Today, over 30 million people in North America are unemployed. That is more than the entire population of Australia and the largest number of people out of work in over a century. There are entire segments of the economy that have been shut down, and GDP forecasts for the entire economy to collapse 20-30% in the second quarter. We’re witnessing some of the worst economic data points and the most volatile environment we have ever seen.

And yet, North American equity markets are surging. As of this weekend, stocks have posted two of the best weeks since the 1930s and April can be among the best months for equities on record. The S&P is now basically where we were 6-8 months ago. In fact, at a current price-to-earnings ratio of 23x, we are ahead of the 19x price-to-earnings ratio were had a year ago, and well above the historic averages of 16x.

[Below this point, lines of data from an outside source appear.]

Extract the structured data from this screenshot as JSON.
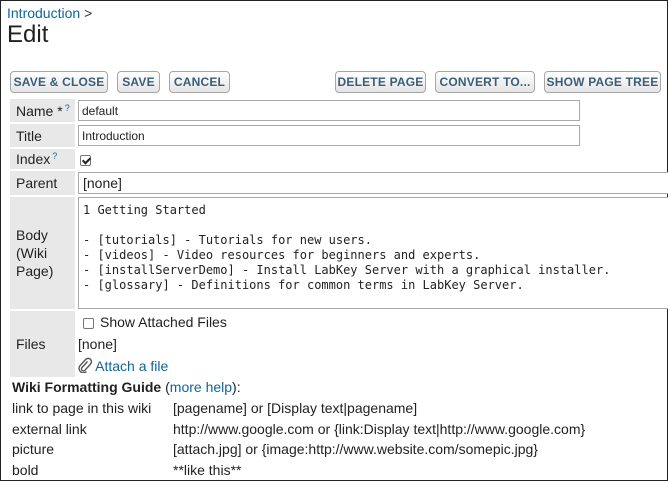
{
  "breadcrumb": {
    "link": "Introduction",
    "separator": ">"
  },
  "page_title": "Edit",
  "buttons": {
    "save_close": "SAVE & CLOSE",
    "save": "SAVE",
    "cancel": "CANCEL",
    "delete_page": "DELETE PAGE",
    "convert_to": "CONVERT TO...",
    "show_page_tree": "SHOW PAGE TREE"
  },
  "form": {
    "name": {
      "label": "Name *",
      "help": "?",
      "value": "default"
    },
    "title": {
      "label": "Title",
      "value": "Introduction"
    },
    "index": {
      "label": "Index",
      "help": "?",
      "checked": true
    },
    "parent": {
      "label": "Parent",
      "value": "[none]"
    },
    "body": {
      "label": "Body (Wiki Page)",
      "content": "1 Getting Started\n\n- [tutorials] - Tutorials for new users.\n- [videos] - Video resources for beginners and experts.\n- [installServerDemo] - Install LabKey Server with a graphical installer.\n- [glossary] - Definitions for common terms in LabKey Server."
    },
    "files": {
      "label": "Files",
      "show_attached_label": "Show Attached Files",
      "value": "[none]",
      "attach_link": "Attach a file"
    }
  },
  "guide": {
    "title": "Wiki Formatting Guide",
    "open_paren": " (",
    "more_help": "more help",
    "close_paren": "):",
    "rows": [
      {
        "k": "link to page in this wiki",
        "v": "[pagename] or [Display text|pagename]"
      },
      {
        "k": "external link",
        "v": "http://www.google.com or {link:Display text|http://www.google.com}"
      },
      {
        "k": "picture",
        "v": "[attach.jpg] or {image:http://www.website.com/somepic.jpg}"
      },
      {
        "k": "bold",
        "v": "**like this**"
      }
    ]
  },
  "colors": {
    "link": "#126495",
    "label_bg": "#e8e8e8",
    "button_text": "#3a5e78"
  }
}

This leads many thoughtful people to ask, how can Wall Street be so disconnected from Main Street? Does this market make any sense?

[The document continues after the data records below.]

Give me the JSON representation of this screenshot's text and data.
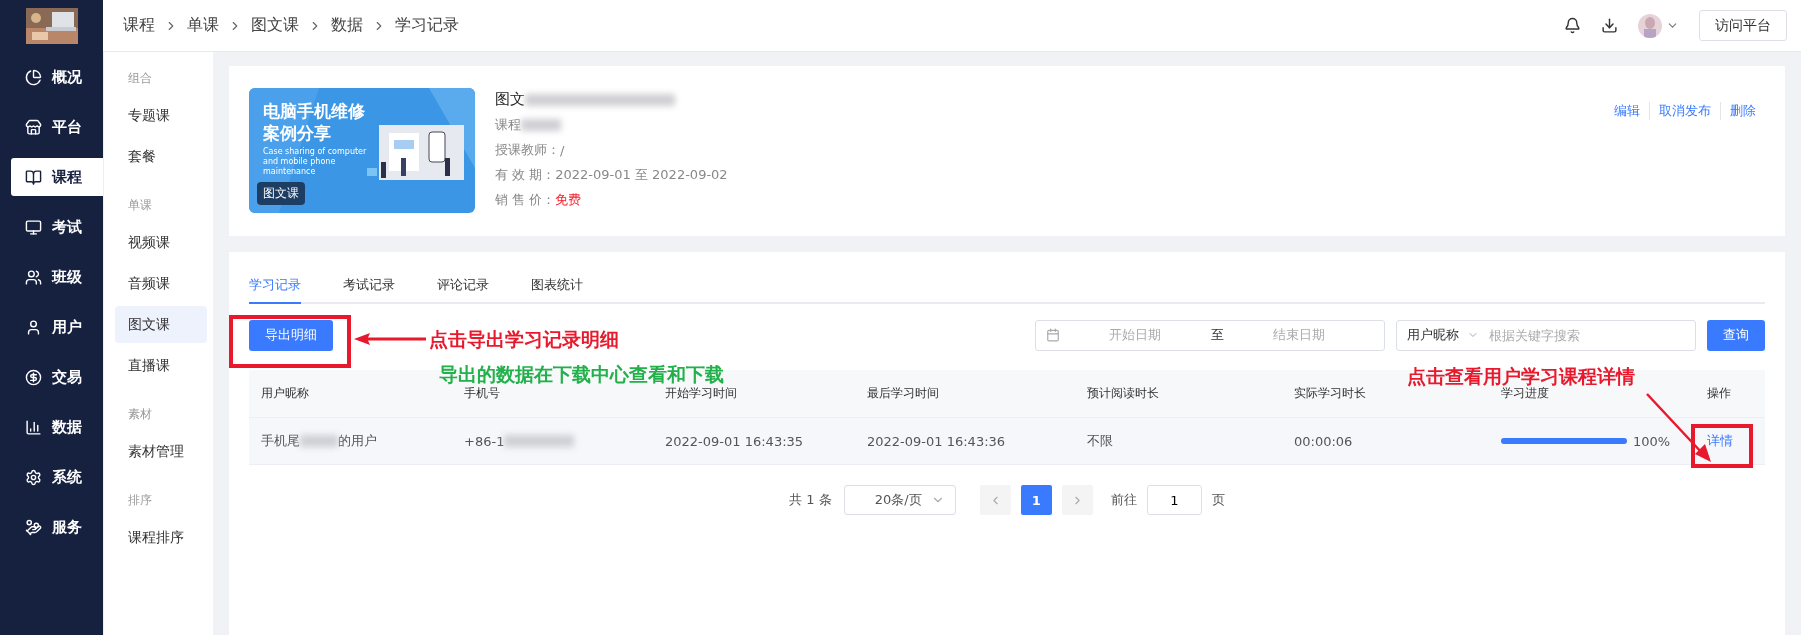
{
  "sidebar": {
    "items": [
      {
        "label": "概况",
        "selected": false
      },
      {
        "label": "平台",
        "selected": false
      },
      {
        "label": "课程",
        "selected": true
      },
      {
        "label": "考试",
        "selected": false
      },
      {
        "label": "班级",
        "selected": false
      },
      {
        "label": "用户",
        "selected": false
      },
      {
        "label": "交易",
        "selected": false
      },
      {
        "label": "数据",
        "selected": false
      },
      {
        "label": "系统",
        "selected": false
      },
      {
        "label": "服务",
        "selected": false
      }
    ]
  },
  "subnav": {
    "groups": [
      {
        "title": "组合",
        "items": [
          {
            "label": "专题课",
            "selected": false
          },
          {
            "label": "套餐",
            "selected": false
          }
        ]
      },
      {
        "title": "单课",
        "items": [
          {
            "label": "视频课",
            "selected": false
          },
          {
            "label": "音频课",
            "selected": false
          },
          {
            "label": "图文课",
            "selected": true
          },
          {
            "label": "直播课",
            "selected": false
          }
        ]
      },
      {
        "title": "素材",
        "items": [
          {
            "label": "素材管理",
            "selected": false
          }
        ]
      },
      {
        "title": "排序",
        "items": [
          {
            "label": "课程排序",
            "selected": false
          }
        ]
      }
    ]
  },
  "breadcrumb": [
    "课程",
    "单课",
    "图文课",
    "数据",
    "学习记录"
  ],
  "topbar": {
    "button": "访问平台"
  },
  "course": {
    "cover": {
      "title_lines": [
        "电脑手机维修",
        "案例分享"
      ],
      "subtitle": "Case sharing of computer and mobile phone maintenance",
      "badge": "图文课"
    },
    "title": "图文",
    "category": "课程",
    "fields": [
      {
        "label": "授课教师：",
        "value": "/",
        "kind": "plain"
      },
      {
        "label": "有 效 期：",
        "value": "2022-09-01 至 2022-09-02",
        "kind": "plain"
      },
      {
        "label": "销 售 价：",
        "value": "免费",
        "kind": "price"
      }
    ],
    "actions": [
      "编辑",
      "取消发布",
      "删除"
    ]
  },
  "tabs": [
    {
      "label": "学习记录",
      "selected": true
    },
    {
      "label": "考试记录",
      "selected": false
    },
    {
      "label": "评论记录",
      "selected": false
    },
    {
      "label": "图表统计",
      "selected": false
    }
  ],
  "toolbar": {
    "export": "导出明细",
    "start_placeholder": "开始日期",
    "range_sep": "至",
    "end_placeholder": "结束日期",
    "search_type": "用户昵称",
    "search_placeholder": "根据关键字搜索",
    "query": "查询"
  },
  "table": {
    "columns": [
      "用户昵称",
      "手机号",
      "开始学习时间",
      "最后学习时间",
      "预计阅读时长",
      "实际学习时长",
      "学习进度",
      "操作"
    ],
    "rows": [
      {
        "name_prefix": "手机尾",
        "name_suffix": "的用户",
        "phone": "+86-1",
        "start": "2022-09-01 16:43:35",
        "last": "2022-09-01 16:43:36",
        "expected": "不限",
        "actual": "00:00:06",
        "level": 1,
        "progress": "100%",
        "action": "详情"
      }
    ]
  },
  "pagination": {
    "total": "共 1 条",
    "page_size": "20条/页",
    "pages": [
      {
        "label": "1",
        "selected": true
      }
    ],
    "goto": "前往",
    "goto_value": "1",
    "page_unit": "页"
  },
  "annotations": {
    "export_note": "点击导出学习记录明细",
    "download_note": "导出的数据在下载中心查看和下载",
    "detail_note": "点击查看用户学习课程详情"
  }
}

The short answer is yes, and no.

Firstly, it’s important to recognize the markets rarely make sense. Blogger Ben Carlson shared that after Hitler’s invasion of Poland in September 1939, when markets opened the Dow jumped almost 10% higher. Similar, phenomena occurred for most of WWI, Pearl Harbor, D-Day and many other ostensibly precarious periods in US history. How could that be?

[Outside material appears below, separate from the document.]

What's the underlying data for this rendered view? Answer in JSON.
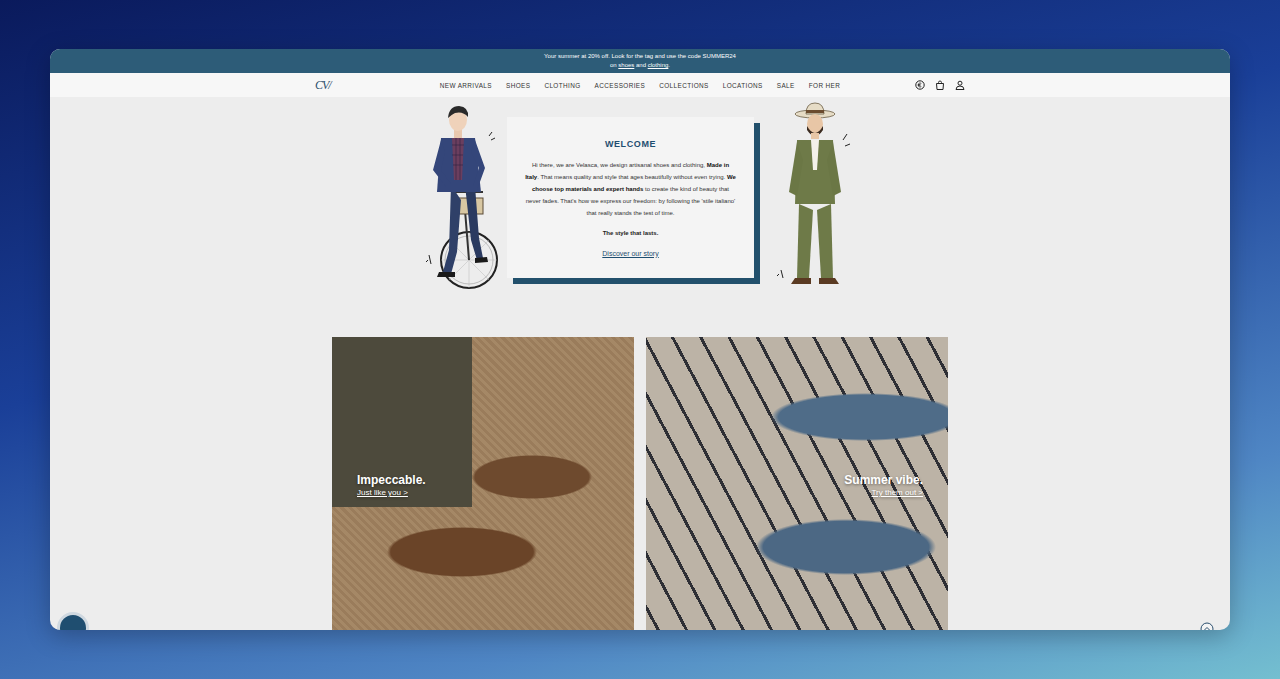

The reason for it is the distinction between capital markets data and traditional economic data. Economic data points, such as employment and GDP growth are generally backwards looking. On the other hand, capital markets data points, such as price of the S&P 500 and bond yields are forward-looking.

You may say, that sort of makes sense but in all previous cases, the entire economy wasn’t shuttered. Most businesses continued to be generally productive. Even if the markets are forward-looking, don’t they see that we are living in a uniquely historic time? And isn’t it obvious that near-term economic data is going to look awful?

You are correct. The second point that’s important to understand about forward-looking capital markets is that they trade on alignment to expectations. In other words, we could experience bad news (e.g. higher unemployment data, GDP drop, debt defaults, etc.), but it’s just not as a bad as the market expected it, so stocks jump higher. Conversely, we could experience good news (e.g. discovering a vaccine, more stimulus, stronger earnings, etc.), but the good news is not as good as the markets expected and stock markets tank.

You may still say. “That’s fine, but how could the markets have such rosy expectations for the future when every business I know is struggling?”

This comes back to three unique aspects to today’s markets.

Firstly, the headline price of an index isn’t representative of all publicly traded companies. Part of the reason the S&P 500 looks good is because the top five holdings in the S&P 500 – Amazon, Facebook, Apple, Google and Netflix account for roughly 20% of the index. Conversely, the 100 smallest stocks in the S&P 500 are still off 30-35%. The index looks like it’s doing well, while many within it are experiencing pain. Furthermore, other industries (e.g. travel or hospitality, etc.) and other markets (e.g. Emerging Markets) are experiencing considerably larger declines.

Secondly, we are living in an artificially suspended world. The Fed has and will throw everything at it, buying corporate debt. And the liquidity provided by the Fed and fiscal stimulus at both the federal, state/provincial, and municipal level has been significant. A lot of the valuation of US stocks may be driven by the fact that the US can throw way more stimulus at the problem than other countries.

Thirdly, the market doesn’t know anything. Many others have said that the market is micro-efficient and macro-inefficient. It can tell you the price of everything and the value of nothing. From where we sit, markets can continue to rise to new highs, can test the lows we experienced in March, or can bounce around in a volatile fashion between the two extremes.

None of us know which way the markets will move, but the longer-term divide between Wall Street and Main Street will likely continue to expand. Due to the impact public companies have on market sentiment, central banks and governments are doing everything in their power to prop them up, putting private companies at a disadvantage. The likely consequence is that on the other end of this cycle greater opportunities will exist in private equity than in public equities. And stocks will act more like derivatives than proxies for comparable business in the real economy.